On Dec. 11, the National Labor Relations Board (the Board) held that Section 7 of the National Labor Relations Act (the Act) presumptively entitles employees to use company-provided email systems to engage in communications regarding Section 7 rights (i.e., the right to work together to better working conditions with or without the involvement of a union). In Purple Communications, Inc., expressly overturning precedent that was less than one decade old, the Board found that this decision is “consistent with the purposes and policies of the Act and [the Board’s] obligation to accommodate the competing rights of employers and employees” within “the changing patterns of industrial life.”

Purple Communications, Inc., a sign language interpretation service, assigned its employees individual email accounts that were accessible on company computers and workstations, as well as employees’ own personal devices. The company’s policy explicitly required that email, as well as other communication tools it provides for its employees, “be used for business purposes only.” It also prohibited its employees from using company email to “engag[e] in activities on behalf of organizations or persons with no professional affiliation or business with the company,” and to “send uninvited email of a personal nature.” 

The company, much like many others, had good reason to believe that its policies were compliant with the law. Less than eight years ago, the Board found these policies to be entirely lawful. In 2007’s Register Guard, 351 NLRB 1110 (2007), the Board held that employers were permitted to completely prohibit employees from using employer email systems for any nonwork use, including Section 7 communication. The Board’s holding in Register Guard was premised on the understanding that email systems are equivalent to other employer communications equipment, such as copy machines, bulletin boards, and telephones, and that employers were permitted to ban the nonwork use of any such equipment by their employees. In Register Guard, the Board relied on Mid-Mountain Foods, 332 NLRB 229 (2000), in which it held that “there is no statutory right of an employee to use an employer’s equipment or media.”

However, in Purple Communications, Inc., the Board cited to past precedent by noting that Section 7 of the Act “necessarily encompasses the right to effectively communicate with one another regarding self-organization at the job site.” In this case, rather than find company email systems analogous to “equipment,” it held that email “is fundamentally a forum for communication.” The Board thus looked to communication cases to decide how to assess the relative rights of employer and employee, and in particular adopted the framework of Republic Aviation, 324 U.S. 793 (1945). In Republic Aviation, the Board rejected an employer policy barring all oral solicitation at any time on its property because it violated Section 7’s right to effectively communicate. In adopting the premise of Republic Aviation, the Board in Purple Communications, Inc. thus determined there is a presumption of the right to communicate in the workplace on nonworking time, including through a company’s email system.
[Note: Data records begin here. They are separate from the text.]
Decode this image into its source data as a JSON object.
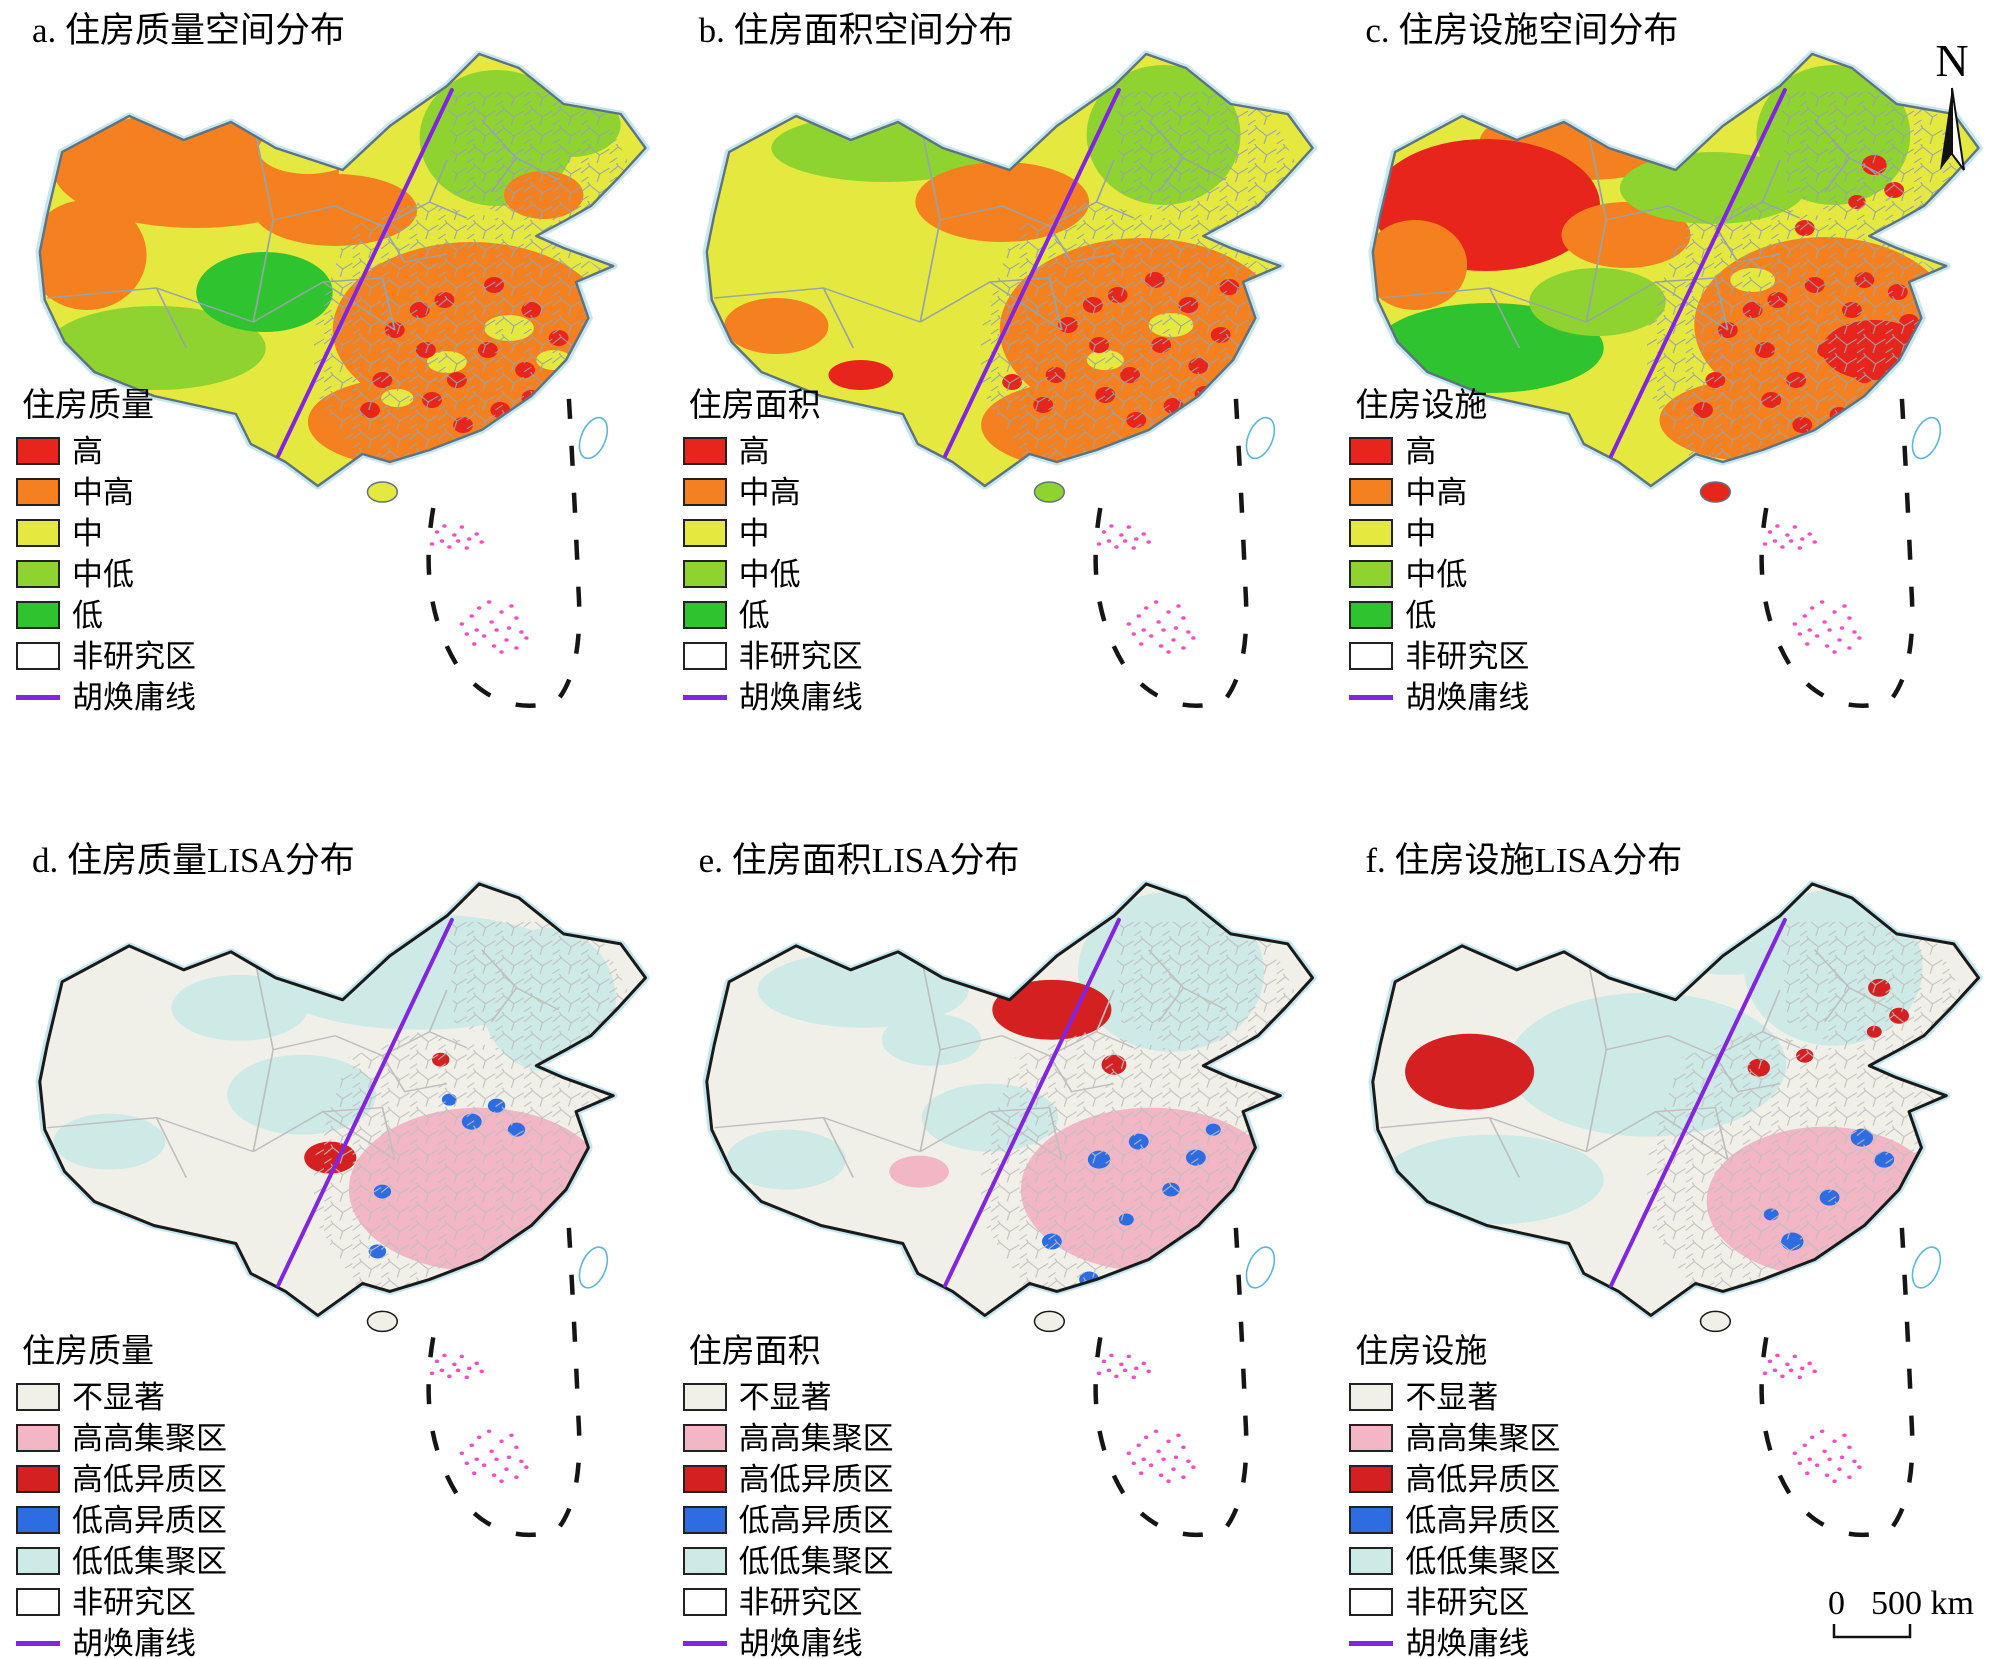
{
  "colors": {
    "high": "#e8251c",
    "mid_high": "#f58020",
    "mid": "#e5e93f",
    "mid_low": "#8fd331",
    "low": "#2fc42f",
    "non_study": "#ffffff",
    "hu_line": "#8224e0",
    "not_significant": "#f0f0e8",
    "high_high": "#f2b6c4",
    "high_low": "#d42020",
    "low_high": "#2e6ce2",
    "low_low": "#cdeae6",
    "island_dots": "#f04fc0"
  },
  "panels": [
    {
      "id": "a",
      "title": "a. 住房质量空间分布",
      "legend_title": "住房质量",
      "type": "dist"
    },
    {
      "id": "b",
      "title": "b. 住房面积空间分布",
      "legend_title": "住房面积",
      "type": "dist"
    },
    {
      "id": "c",
      "title": "c. 住房设施空间分布",
      "legend_title": "住房设施",
      "type": "dist"
    },
    {
      "id": "d",
      "title": "d. 住房质量LISA分布",
      "legend_title": "住房质量",
      "type": "lisa"
    },
    {
      "id": "e",
      "title": "e. 住房面积LISA分布",
      "legend_title": "住房面积",
      "type": "lisa"
    },
    {
      "id": "f",
      "title": "f. 住房设施LISA分布",
      "legend_title": "住房设施",
      "type": "lisa"
    }
  ],
  "legends": {
    "dist": [
      {
        "label": "高",
        "swatch": "fill",
        "color": "high"
      },
      {
        "label": "中高",
        "swatch": "fill",
        "color": "mid_high"
      },
      {
        "label": "中",
        "swatch": "fill",
        "color": "mid"
      },
      {
        "label": "中低",
        "swatch": "fill",
        "color": "mid_low"
      },
      {
        "label": "低",
        "swatch": "fill",
        "color": "low"
      },
      {
        "label": "非研究区",
        "swatch": "fill",
        "color": "non_study"
      },
      {
        "label": "胡焕庸线",
        "swatch": "line",
        "color": "hu_line"
      }
    ],
    "lisa": [
      {
        "label": "不显著",
        "swatch": "fill",
        "color": "not_significant"
      },
      {
        "label": "高高集聚区",
        "swatch": "fill",
        "color": "high_high"
      },
      {
        "label": "高低异质区",
        "swatch": "fill",
        "color": "high_low"
      },
      {
        "label": "低高异质区",
        "swatch": "fill",
        "color": "low_high"
      },
      {
        "label": "低低集聚区",
        "swatch": "fill",
        "color": "low_low"
      },
      {
        "label": "非研究区",
        "swatch": "fill",
        "color": "non_study"
      },
      {
        "label": "胡焕庸线",
        "swatch": "line",
        "color": "hu_line"
      }
    ]
  },
  "compass": {
    "label": "N"
  },
  "scale_bar": {
    "zero": "0",
    "label": "500 km"
  }
}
The majority did attempt to craft some limitations on to its holding. For example, it noted that this new framework does not require companies to offer email to employees in the first instance, that the decision solely applies to email, and that it only applies to employees. In addition, the majority allowed for the possibility of a total or partial ban on nonwork use of email, assuming an employer can justify it as “necessary to maintain production or discipline” – although the decision gave minimal insight as to what an employer would be required to prove in order to maintain such a policy.

Two members vigorously dissented from the Board’s decision. Member Philip Miscimarra, called the majority decision “an unfortunate and ill-advised departure” from “undisputed, decades-old principles that are clear, widely understood, and easy to apply,” argued in his ten-page dissent that public forms of electronic communication, such as email services, social media, and text messaging, offer perfectly acceptable forums for employees to act collectively. It follows, then, that an employer is not unreasonably preventing employees from engaging in concerted activity when it prohibits nonwork email usage. In addition, member Harry I. Johnson III, argued that the majority’s decision transformed the convenience and versatility of email into “some kind of rule of adverse possession by employees,” where employees can take over whole swaths of company property simply because it is in digital, rather than physical, space.

There may well be many unintended consequences of this decision that affect both management and employees alike. As member Miscimarra stated in his dissent, the decision “effectively requires employers to give many employees the Board-mandated use of computer systems and related equipment requiring investments ranging into the millions of dollars.” The unusual length of the majority and dissent decisions points to the heated nature of the issue and the likelihood that this decision will not be the last word we hear on this matter and related topics. Indeed, although the decision is confined to email usage, portions of it seems to portend that the Board will be asked to address related issues in the near future, such as employee access to a company’s social media accounts. Moreover, it is probable that this decision will be appealed. For now, however, this decision is good Board law and applies to all workplaces, whether or not unionized. Employers should review and, if necessary, revise their electronic usage policies to ensure that they are in compliant within this new rule of law.